Iron is an essential cofactor in a variety of biological redox reactions; life without this metal is virtually unknown. Because of its exceptionally poor solubility in the biosphere, bacteria produce relatively low molecular weight, virtually iron(III)‐specific, ligands, siderophores, for the purpose of acquiring this transition metal. On the other hand, higher eukaryotes generate proteins to acquire and store iron. In humans, the process of iron absorption and processing is very tightly controlled. However, the lack of an efficient means of elimination can, under certain conditions, result in iron overload, which can elicit oxidative tissue damage through the Fenton reaction. Accordingly, chelating agents have been tested over the last several decades for the purpose of rendering excess iron excretable. The currently accepted therapy for global iron overload, as occurs after repeated blood transfusions, is a siderophore, desferrioxamine B (DFO), which is administered subcutaneously as its mesylate salt (Desferal). Two synthetic agents, diethylenetriamine pentaacetic acid (DTPA) and 1,2‐dimethyl‐3‐hydroxypyridin‐4‐one (Ferriprox, deferiprone, L1), have been used for the treatment of iron overload as well. Unfortunately, all three of these ligands have drawbacks. The kinetics and lack of oral bioavailability of DFO require that this compound be administered subcutaneously 12 h/day, up to 6 days/week, a regimen with which many patients find it difficult to comply.
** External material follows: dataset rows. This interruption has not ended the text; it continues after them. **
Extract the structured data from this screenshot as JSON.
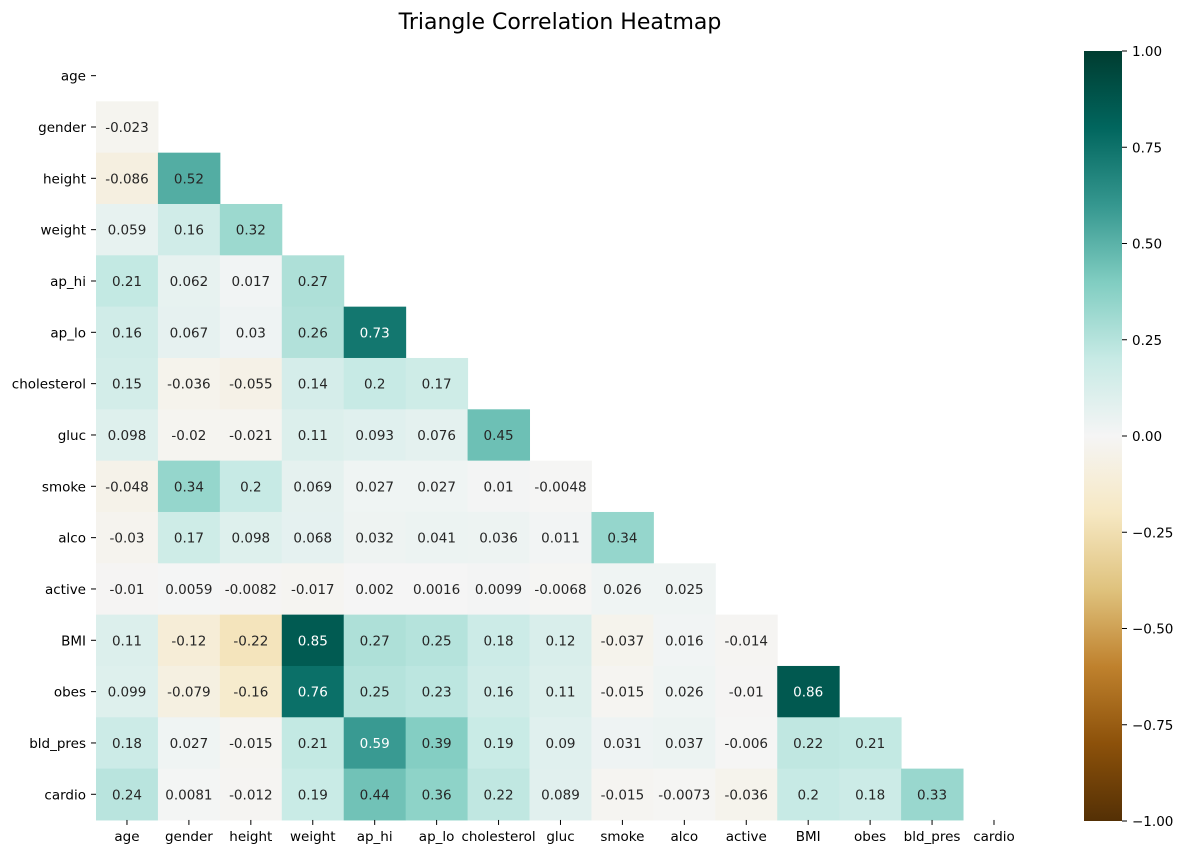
{
  "chart_data": {
    "type": "heatmap",
    "title": "Triangle Correlation Heatmap",
    "mask": "upper-triangle-including-diagonal",
    "labels": [
      "age",
      "gender",
      "height",
      "weight",
      "ap_hi",
      "ap_lo",
      "cholesterol",
      "gluc",
      "smoke",
      "alco",
      "active",
      "BMI",
      "obes",
      "bld_pres",
      "cardio"
    ],
    "rows": [
      [],
      [
        "-0.023"
      ],
      [
        "-0.086",
        "0.52"
      ],
      [
        "0.059",
        "0.16",
        "0.32"
      ],
      [
        "0.21",
        "0.062",
        "0.017",
        "0.27"
      ],
      [
        "0.16",
        "0.067",
        "0.03",
        "0.26",
        "0.73"
      ],
      [
        "0.15",
        "-0.036",
        "-0.055",
        "0.14",
        "0.2",
        "0.17"
      ],
      [
        "0.098",
        "-0.02",
        "-0.021",
        "0.11",
        "0.093",
        "0.076",
        "0.45"
      ],
      [
        "-0.048",
        "0.34",
        "0.2",
        "0.069",
        "0.027",
        "0.027",
        "0.01",
        "-0.0048"
      ],
      [
        "-0.03",
        "0.17",
        "0.098",
        "0.068",
        "0.032",
        "0.041",
        "0.036",
        "0.011",
        "0.34"
      ],
      [
        "-0.01",
        "0.0059",
        "-0.0082",
        "-0.017",
        "0.002",
        "0.0016",
        "0.0099",
        "-0.0068",
        "0.026",
        "0.025"
      ],
      [
        "0.11",
        "-0.12",
        "-0.22",
        "0.85",
        "0.27",
        "0.25",
        "0.18",
        "0.12",
        "-0.037",
        "0.016",
        "-0.014"
      ],
      [
        "0.099",
        "-0.079",
        "-0.16",
        "0.76",
        "0.25",
        "0.23",
        "0.16",
        "0.11",
        "-0.015",
        "0.026",
        "-0.01",
        "0.86"
      ],
      [
        "0.18",
        "0.027",
        "-0.015",
        "0.21",
        "0.59",
        "0.39",
        "0.19",
        "0.09",
        "0.031",
        "0.037",
        "-0.006",
        "0.22",
        "0.21"
      ],
      [
        "0.24",
        "0.0081",
        "-0.012",
        "0.19",
        "0.44",
        "0.36",
        "0.22",
        "0.089",
        "-0.015",
        "-0.0073",
        "-0.036",
        "0.2",
        "0.18",
        "0.33"
      ]
    ],
    "colorbar": {
      "colormap": "BrBG",
      "vmin": -1.0,
      "vmax": 1.0,
      "ticks": [
        "−1.00",
        "−0.75",
        "−0.50",
        "−0.25",
        "0.00",
        "0.25",
        "0.50",
        "0.75",
        "1.00"
      ]
    }
  }
}
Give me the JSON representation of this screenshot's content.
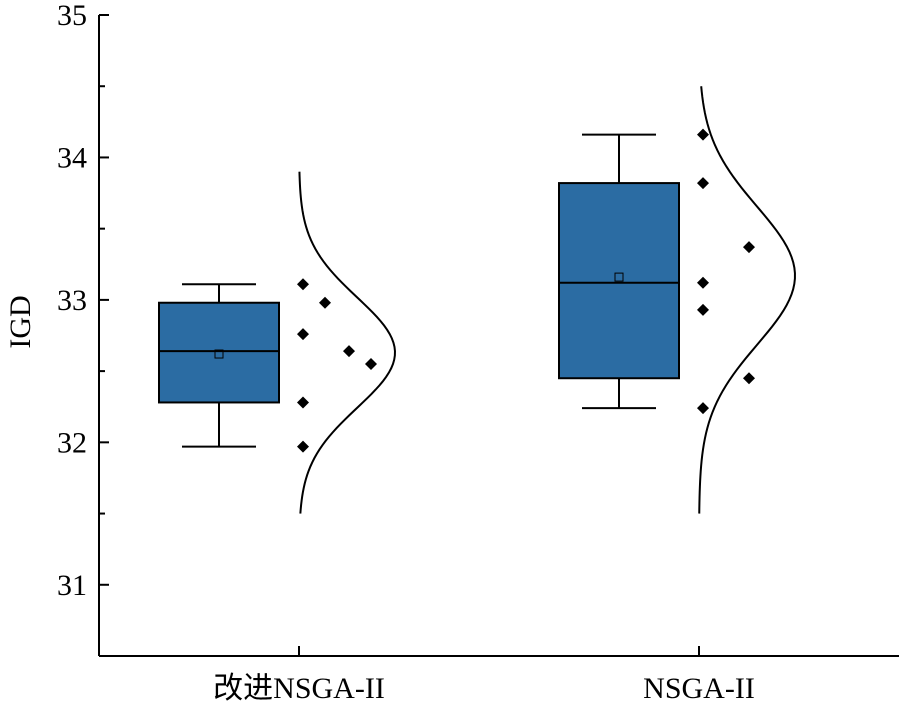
{
  "chart_data": {
    "type": "box",
    "ylabel": "IGD",
    "ylim": [
      30.5,
      35
    ],
    "yticks": [
      31,
      32,
      33,
      34,
      35
    ],
    "categories": [
      "改进NSGA-II",
      "NSGA-II"
    ],
    "box_color": "#2b6ca3",
    "series": [
      {
        "category": "改进NSGA-II",
        "whisker_low": 31.97,
        "q1": 32.28,
        "median": 32.64,
        "mean": 32.62,
        "q3": 32.98,
        "whisker_high": 33.11,
        "points": [
          33.11,
          32.98,
          32.76,
          32.64,
          32.55,
          32.28,
          31.97
        ],
        "curve_range": [
          31.5,
          33.9
        ],
        "curve_peak": 32.63
      },
      {
        "category": "NSGA-II",
        "whisker_low": 32.24,
        "q1": 32.45,
        "median": 33.12,
        "mean": 33.16,
        "q3": 33.82,
        "whisker_high": 34.16,
        "points": [
          34.16,
          33.82,
          33.37,
          33.12,
          32.93,
          32.45,
          32.24
        ],
        "curve_range": [
          31.5,
          34.5
        ],
        "curve_peak": 33.17
      }
    ]
  }
}
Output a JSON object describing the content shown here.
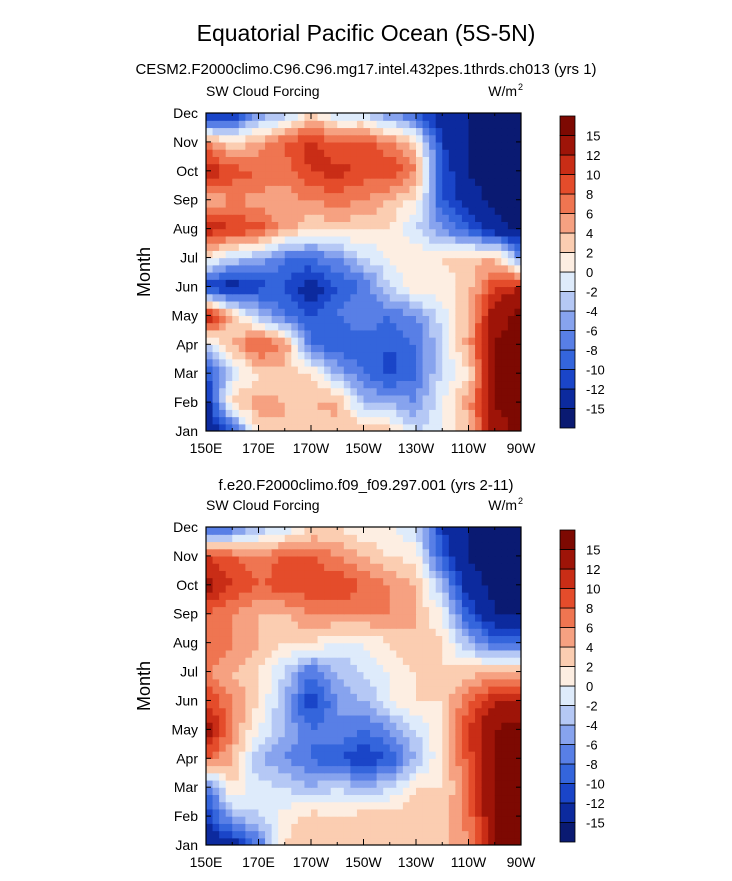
{
  "title": "Equatorial Pacific Ocean (5S-5N)",
  "colors": [
    "#0a1a72",
    "#0c2a9e",
    "#1a45c8",
    "#3465dc",
    "#587fe6",
    "#87a3ee",
    "#b5c8f5",
    "#deebfb",
    "#fdeee2",
    "#fbcdb1",
    "#f6a181",
    "#ef7551",
    "#e44c2b",
    "#c92d16",
    "#9e1408",
    "#7d0902"
  ],
  "levels": [
    "-15",
    "-12",
    "-10",
    "-8",
    "-6",
    "-4",
    "-2",
    "0",
    "2",
    "4",
    "6",
    "8",
    "10",
    "12",
    "15"
  ],
  "chart_data": [
    {
      "type": "heatmap",
      "title": "CESM2.F2000climo.C96.C96.mg17.intel.432pes.1thrds.ch013 (yrs 1)",
      "left_label": "SW Cloud Forcing",
      "right_label": "W/m",
      "right_label_sup": "2",
      "ylabel": "Month",
      "xlabel": "",
      "x_ticks": [
        "150E",
        "170E",
        "170W",
        "150W",
        "130W",
        "110W",
        "90W"
      ],
      "y_ticks": [
        "Jan",
        "Feb",
        "Mar",
        "Apr",
        "May",
        "Jun",
        "Jul",
        "Aug",
        "Sep",
        "Oct",
        "Nov",
        "Dec"
      ],
      "x_range": [
        "150E",
        "90W"
      ],
      "columns": [
        "150E",
        "160E",
        "170E",
        "180",
        "170W",
        "160W",
        "150W",
        "140W",
        "130W",
        "120W",
        "110W",
        "100W",
        "90W"
      ],
      "rows": [
        "Jan",
        "Feb",
        "Mar",
        "Apr",
        "May",
        "Jun",
        "Jul",
        "Aug",
        "Sep",
        "Oct",
        "Nov",
        "Dec"
      ],
      "values": [
        [
          -15,
          -10,
          3,
          4,
          2,
          3,
          5,
          3,
          -2,
          0,
          3,
          14,
          16
        ],
        [
          -14,
          3,
          5,
          4,
          4,
          5,
          -4,
          -4,
          -6,
          0,
          5,
          15,
          16
        ],
        [
          -10,
          -2,
          2,
          3,
          2,
          -4,
          -8,
          -11,
          -8,
          -2,
          2,
          15,
          16
        ],
        [
          -2,
          4,
          9,
          6,
          -8,
          -10,
          -9,
          -10,
          -8,
          -2,
          5,
          15,
          16
        ],
        [
          14,
          3,
          -3,
          -8,
          -10,
          -8,
          -6,
          -8,
          -6,
          -1,
          4,
          14,
          16
        ],
        [
          -12,
          -14,
          -11,
          -10,
          -14,
          -10,
          -8,
          -2,
          2,
          1,
          3,
          10,
          12
        ],
        [
          2,
          -2,
          -4,
          -8,
          -8,
          -6,
          -2,
          0,
          2,
          2,
          3,
          4,
          -6
        ],
        [
          12,
          10,
          9,
          5,
          2,
          3,
          2,
          2,
          -2,
          -6,
          -10,
          -14,
          -16
        ],
        [
          4,
          6,
          5,
          5,
          6,
          7,
          6,
          4,
          1,
          -10,
          -14,
          -16,
          -16
        ],
        [
          13,
          9,
          8,
          7,
          10,
          11,
          9,
          10,
          6,
          -10,
          -15,
          -16,
          -16
        ],
        [
          6,
          2,
          5,
          8,
          11,
          8,
          9,
          6,
          2,
          -12,
          -15,
          -16,
          -16
        ],
        [
          -14,
          -13,
          -6,
          -4,
          2,
          -2,
          -2,
          -6,
          -10,
          -14,
          -15,
          -16,
          -16
        ]
      ],
      "color_range": [
        -15,
        15
      ]
    },
    {
      "type": "heatmap",
      "title": "f.e20.F2000climo.f09_f09.297.001 (yrs 2-11)",
      "left_label": "SW Cloud Forcing",
      "right_label": "W/m",
      "right_label_sup": "2",
      "ylabel": "Month",
      "xlabel": "",
      "x_ticks": [
        "150E",
        "170E",
        "170W",
        "150W",
        "130W",
        "110W",
        "90W"
      ],
      "y_ticks": [
        "Jan",
        "Feb",
        "Mar",
        "Apr",
        "May",
        "Jun",
        "Jul",
        "Aug",
        "Sep",
        "Oct",
        "Nov",
        "Dec"
      ],
      "x_range": [
        "150E",
        "90W"
      ],
      "columns": [
        "150E",
        "160E",
        "170E",
        "180",
        "170W",
        "160W",
        "150W",
        "140W",
        "130W",
        "120W",
        "110W",
        "100W",
        "90W"
      ],
      "rows": [
        "Jan",
        "Feb",
        "Mar",
        "Apr",
        "May",
        "Jun",
        "Jul",
        "Aug",
        "Sep",
        "Oct",
        "Nov",
        "Dec"
      ],
      "values": [
        [
          -15,
          -14,
          -8,
          2,
          4,
          2,
          3,
          2,
          2,
          3,
          6,
          15,
          16
        ],
        [
          -12,
          -4,
          -2,
          1,
          3,
          2,
          3,
          3,
          4,
          3,
          7,
          15,
          16
        ],
        [
          -8,
          2,
          -1,
          -2,
          -4,
          -2,
          -4,
          -2,
          2,
          2,
          7,
          15,
          16
        ],
        [
          8,
          4,
          -4,
          -6,
          -8,
          -10,
          -12,
          -10,
          -4,
          2,
          9,
          15,
          16
        ],
        [
          14,
          6,
          0,
          -4,
          -8,
          -6,
          -8,
          -6,
          -2,
          2,
          10,
          15,
          16
        ],
        [
          10,
          6,
          2,
          -4,
          -12,
          -6,
          -4,
          0,
          2,
          2,
          8,
          12,
          13
        ],
        [
          6,
          4,
          2,
          -2,
          -8,
          -4,
          -2,
          0,
          2,
          2,
          3,
          4,
          4
        ],
        [
          8,
          6,
          4,
          2,
          2,
          0,
          0,
          2,
          4,
          2,
          -4,
          -8,
          -8
        ],
        [
          8,
          6,
          4,
          4,
          6,
          6,
          6,
          6,
          4,
          0,
          -10,
          -15,
          -16
        ],
        [
          13,
          10,
          8,
          9,
          10,
          10,
          8,
          6,
          4,
          -4,
          -14,
          -16,
          -16
        ],
        [
          10,
          8,
          6,
          9,
          8,
          6,
          4,
          2,
          1,
          -10,
          -15,
          -16,
          -16
        ],
        [
          -10,
          -8,
          -4,
          -2,
          2,
          2,
          0,
          0,
          -2,
          -12,
          -15,
          -16,
          -16
        ]
      ],
      "color_range": [
        -15,
        15
      ]
    }
  ]
}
The lack of chelating specificity of DTPA restricts its use to those who cannot tolerate therapy with DFO; questions remain unanswered regarding the efficacy and toxicity profile of L1. The ongoing efforts to find a worthy successor to DFO include the use of a synthetic agent,
N,N
′‐bis(2‐hydroxybenzyl)ethylenediamine‐
N,N
′‐diacetic acid (HBED), which, although it would require subcutaneous administration, is significantly more efficient than DFO. Another avenue is using siderophores (e.g., desferrithiocin, parabactin) as platforms from which to design either orally or parenterally active iron chelators. Because of the necessity of striking a balance between efficacy (i.e., sufficient iron chelation) and toxicity (i.e., excessive iron removal), drug development in the arena of iron chelation therapy presents unique challenges. However, the application of sensible drug design principles predicated on our understanding of iron metabolism, modern synthetic techniques, and the use of appropriate animal models should bring about improved therapeutic agents for the treatment of both global and focal iron overload in the years to come.